I am back from the Chesterton conference, and it was as great an experience as the last two conferences I have attended.
This year they also had a simultaneous virtual conference where talks were broadcast live. I am glad they are doing this for those unable to attend. The talks are diverse and informative.
Yet it is not the talks that primarily draw me.
I want to take notes from conversations of people I met and the extended ones into the wee hours during the Afterglow. While Chesterton comes up, you never know what else will come up. Sometimes I am just willing to be the fly-on-the-wall listening to conservations where I would have nothing to contribute intelligently. So much is interesting to me, more so the people that attend the conference.
“The best way that man could test his readiness to encounter the common variety of mankind would be to climb down a chimney into any house at random, and get on as well as possible with the people inside. And that is essentially what each one of us did on the day that he was born.” – GKC “Heretics
If you climb down a chimney into a Chesterton conference, you will also “encounter the common variety of mankind.”, just with a lot less friction.
We also had a relatively large contingent of people from the Central Florida G.K. Chesterton Society I attend. It was great spending time with them.
A highlight is always Dale Ahlquist. I so appreciate his drive to promote Chesterton. However, what amuses me the most is his superb comic timing and comic body language.
I am already anticipating next year’s conference in Milwaukee.
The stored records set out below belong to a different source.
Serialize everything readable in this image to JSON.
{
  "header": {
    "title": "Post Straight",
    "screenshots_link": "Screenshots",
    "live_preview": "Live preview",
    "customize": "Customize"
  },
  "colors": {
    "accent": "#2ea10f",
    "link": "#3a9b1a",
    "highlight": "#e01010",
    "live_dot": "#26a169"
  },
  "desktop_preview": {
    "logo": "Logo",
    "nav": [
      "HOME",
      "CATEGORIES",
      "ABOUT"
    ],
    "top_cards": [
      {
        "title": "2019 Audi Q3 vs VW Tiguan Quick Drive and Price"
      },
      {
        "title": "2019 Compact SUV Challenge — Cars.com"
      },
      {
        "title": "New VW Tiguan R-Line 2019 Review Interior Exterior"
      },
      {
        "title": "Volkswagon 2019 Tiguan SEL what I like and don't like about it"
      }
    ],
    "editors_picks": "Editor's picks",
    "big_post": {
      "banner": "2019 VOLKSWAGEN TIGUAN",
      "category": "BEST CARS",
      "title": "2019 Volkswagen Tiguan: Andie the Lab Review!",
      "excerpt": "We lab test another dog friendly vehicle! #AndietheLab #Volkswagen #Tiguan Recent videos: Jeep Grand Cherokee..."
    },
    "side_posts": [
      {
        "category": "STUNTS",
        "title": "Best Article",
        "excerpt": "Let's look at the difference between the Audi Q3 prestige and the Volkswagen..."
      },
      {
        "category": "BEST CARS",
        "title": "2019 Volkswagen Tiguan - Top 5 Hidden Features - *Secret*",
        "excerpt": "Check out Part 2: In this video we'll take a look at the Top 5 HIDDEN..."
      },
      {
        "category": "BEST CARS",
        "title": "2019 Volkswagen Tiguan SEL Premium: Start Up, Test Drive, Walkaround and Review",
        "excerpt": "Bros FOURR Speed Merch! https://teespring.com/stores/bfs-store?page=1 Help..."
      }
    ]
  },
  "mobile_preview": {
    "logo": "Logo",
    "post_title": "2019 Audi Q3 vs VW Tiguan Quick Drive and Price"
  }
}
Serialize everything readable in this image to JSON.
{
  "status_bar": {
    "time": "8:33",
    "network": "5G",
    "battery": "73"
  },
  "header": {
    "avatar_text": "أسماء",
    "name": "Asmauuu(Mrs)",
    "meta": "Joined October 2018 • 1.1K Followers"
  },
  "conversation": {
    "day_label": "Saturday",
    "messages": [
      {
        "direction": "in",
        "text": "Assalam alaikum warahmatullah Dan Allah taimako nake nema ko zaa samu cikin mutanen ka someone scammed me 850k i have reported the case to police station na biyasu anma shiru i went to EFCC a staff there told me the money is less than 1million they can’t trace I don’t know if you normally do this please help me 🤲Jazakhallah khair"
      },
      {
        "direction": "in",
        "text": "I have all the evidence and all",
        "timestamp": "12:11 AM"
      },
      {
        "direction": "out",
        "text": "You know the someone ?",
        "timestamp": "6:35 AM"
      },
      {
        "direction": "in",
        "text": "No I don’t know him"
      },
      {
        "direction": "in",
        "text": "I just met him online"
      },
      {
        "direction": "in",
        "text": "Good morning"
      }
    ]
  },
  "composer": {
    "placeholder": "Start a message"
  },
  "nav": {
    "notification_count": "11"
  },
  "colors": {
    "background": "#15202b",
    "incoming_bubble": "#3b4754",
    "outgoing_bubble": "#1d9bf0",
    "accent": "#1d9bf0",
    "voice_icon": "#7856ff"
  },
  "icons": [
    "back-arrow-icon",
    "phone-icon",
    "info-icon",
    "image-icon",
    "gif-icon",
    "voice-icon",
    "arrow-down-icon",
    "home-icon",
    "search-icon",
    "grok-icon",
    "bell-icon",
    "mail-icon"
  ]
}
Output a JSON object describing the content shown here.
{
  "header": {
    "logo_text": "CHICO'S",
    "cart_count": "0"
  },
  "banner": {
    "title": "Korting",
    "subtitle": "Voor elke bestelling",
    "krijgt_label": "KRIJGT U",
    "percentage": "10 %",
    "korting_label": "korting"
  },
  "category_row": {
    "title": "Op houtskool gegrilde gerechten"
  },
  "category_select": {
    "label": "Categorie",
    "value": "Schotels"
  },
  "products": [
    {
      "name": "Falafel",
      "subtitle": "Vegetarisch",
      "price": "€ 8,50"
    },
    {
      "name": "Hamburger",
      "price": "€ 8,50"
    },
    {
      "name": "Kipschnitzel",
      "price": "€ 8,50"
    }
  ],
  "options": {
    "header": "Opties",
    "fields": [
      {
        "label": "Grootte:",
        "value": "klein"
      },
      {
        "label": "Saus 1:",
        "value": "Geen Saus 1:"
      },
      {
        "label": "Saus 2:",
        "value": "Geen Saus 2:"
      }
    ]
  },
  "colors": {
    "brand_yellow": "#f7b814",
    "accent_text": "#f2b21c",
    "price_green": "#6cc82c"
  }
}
Plus I am so glad I took the time to visit the Marion E. Wade Center. It was not far from the convention, and the people who work there were great in accommodating us. They had many of GKC’s books and some of his personal books laid out. It was fun to see his doodling in not just the margin of his books.
Another highlight was seeing C.S. Lewis’s copy of GKC’s Orthodoxy with marginalia.
The Marion E. Wade Center museum features memorabilia and rotating displays with selections from our collection of books, letters, manuscripts, and artifacts. Through these exhibits we invite our visitors to explore more deeply the seven authors’ lives, writings, and the historical context in which they lived. Permanent pieces on display in the museum include: a wardrobe owned by C.S. Lewis, desks and pens belonging to C.S. Lewis and J.R.R. Tolkien, bookshelves from Charles Williams, the eyeglasses of Dorothy L. Sayers, and Owen Barfield’s chess set and pipe.